Lorsque l’ouïe de DL a été testée, elle semblait normale à certains égards – elle pouvait très bien entendre la parole humaine et n’avait aucun mal à distinguer des sons tels que le bruissement du vent, l’eau courante ou les aboiements d’un chien. Elle pouvait également sentir le rythme assez bien pour devenir une danseuse de claquettes accomplie. Mais curieusement, non seulement elle était incapable de distinguer une note de musique d’une autre, mais elle les entendait toutes dans une cacophonie choquante – comme “des casseroles et des poêles jetées dans la cuisine”, écrit Sacks dans son livre. Voici une vidéo où il parle de DL

Il s’avère qu’une étude d’Oxford estime que 4% de la population partage l’incapacité de DL à entendre de la musique, mais il n’y a rien de mal avec leurs oreilles. Au lieu de cela, leur problème est une condition appelée amusie congénitale, dans laquelle leur cerveau semble avoir une capacité réduite à traiter les différences de hauteur.

L’amusie a été décrite pour la première fois en 1878. L’anthropologue et écrivain scientifique canadien Grant-Allen a écrit à propos d’un homme de 30 ans qui ne pouvait pas reconnaître des mélodies familières, porter une mélodie ou “distinguer la hauteur de deux notes successives”, selon une étude de 2002. article de journal publié par la neuroscientifique de l’Université de Montréal Isabelle Peretz et ses collègues.

En 2002, l’équipe de l’Université de Montréal a publié une petite étude dans laquelle ils ont donné une variété de tests à 11 adultes atteints d’amusie congénitale. Ils ont découvert que la condition héréditaire semblait être liée à de graves déficits dans le traitement des variations de hauteur – qui, curieusement, ne se produisaient que lorsque les sujets écoutaient de la musique. Leur capacité à entendre d’autres sons, tels que la parole, n’a pas été affectée. Par exemple, dans un test, ils ne reconnaissaient généralement pas les chants de Noël lorsqu’ils étaient chantés, mais ils pouvaient les reconnaître lorsque les paroles étaient lues à haute voix.
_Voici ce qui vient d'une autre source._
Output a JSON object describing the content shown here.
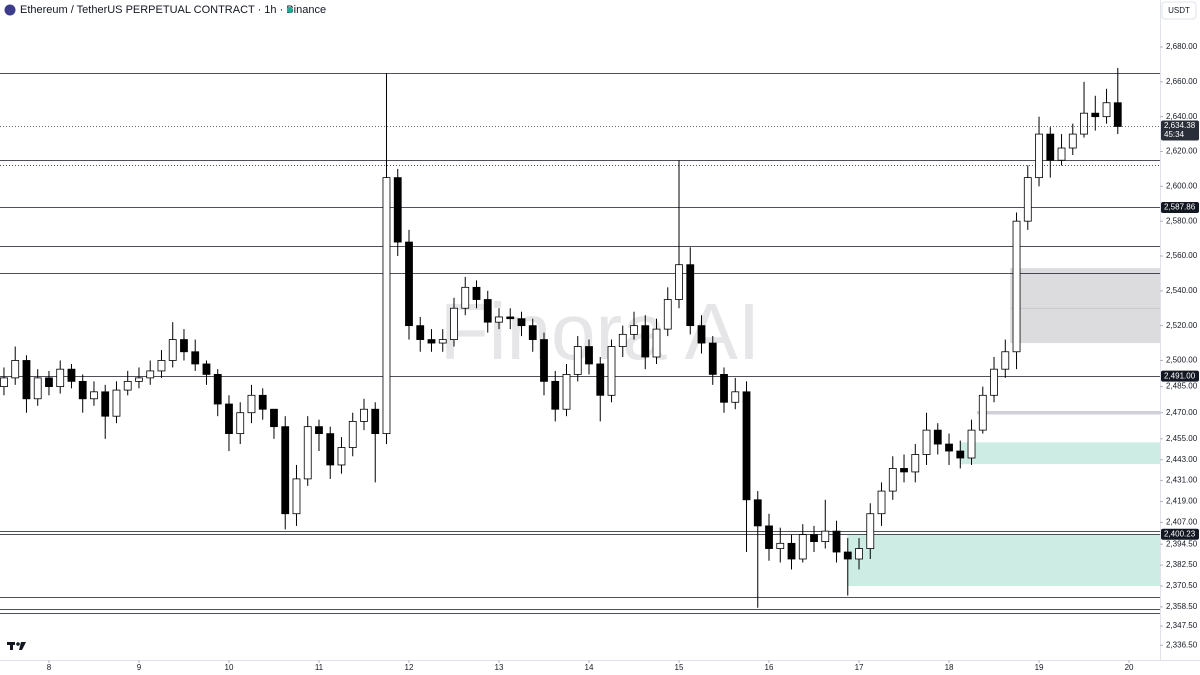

Plus étrange encore, lorsque les chercheurs canadiens ont mené une étude en 2009 sur le suivi de l’activité cérébrale électrique, ils ont constaté une activité qui indiquait que les personnes amusées pouvaient détecter les mêmes différences subtiles de tonalité que la personne mélomane typique. Le problème semble être qu’ils ne sont pas conscients qu’ils peuvent entendre de la musique aussi bien que d’autres personnes en raison de dysfonctionnements dans la façon dont leur cerveau traite et mémorise l’information.

Une étude réalisée en 2013 par des scientifiques français indique que les personnes amusées peuvent avoir des anomalies structurelles dans leur cortex auditif et une déficience en substance blanche – le matériau isolant qui aide les neurones à transmettre rapidement les signaux – dans une partie de leur cortex frontal. Cela pourrait signifier que les informations sur les sons sont déformées et légèrement retardées, juste assez pour empêcher quelqu’un de les identifier comme un motif particulier de notes.

On ne sait pas encore s’il existe un moyen de résoudre ce problème, mais comme Sacks l’a noté dans son livre, il est réconfortant pour ceux qui souffrent d’amusie de savoir qu’il existe une explication à leur incapacité à apprécier la musique qui donne tant de plaisir aux autres. Dans le cas de DL, a-t-il écrit, son grand regret était que son état n’ait pas été diagnostiqué dans l’enfance, plutôt qu’à 70 ans. par courtoisie”, a-t-il expliqué.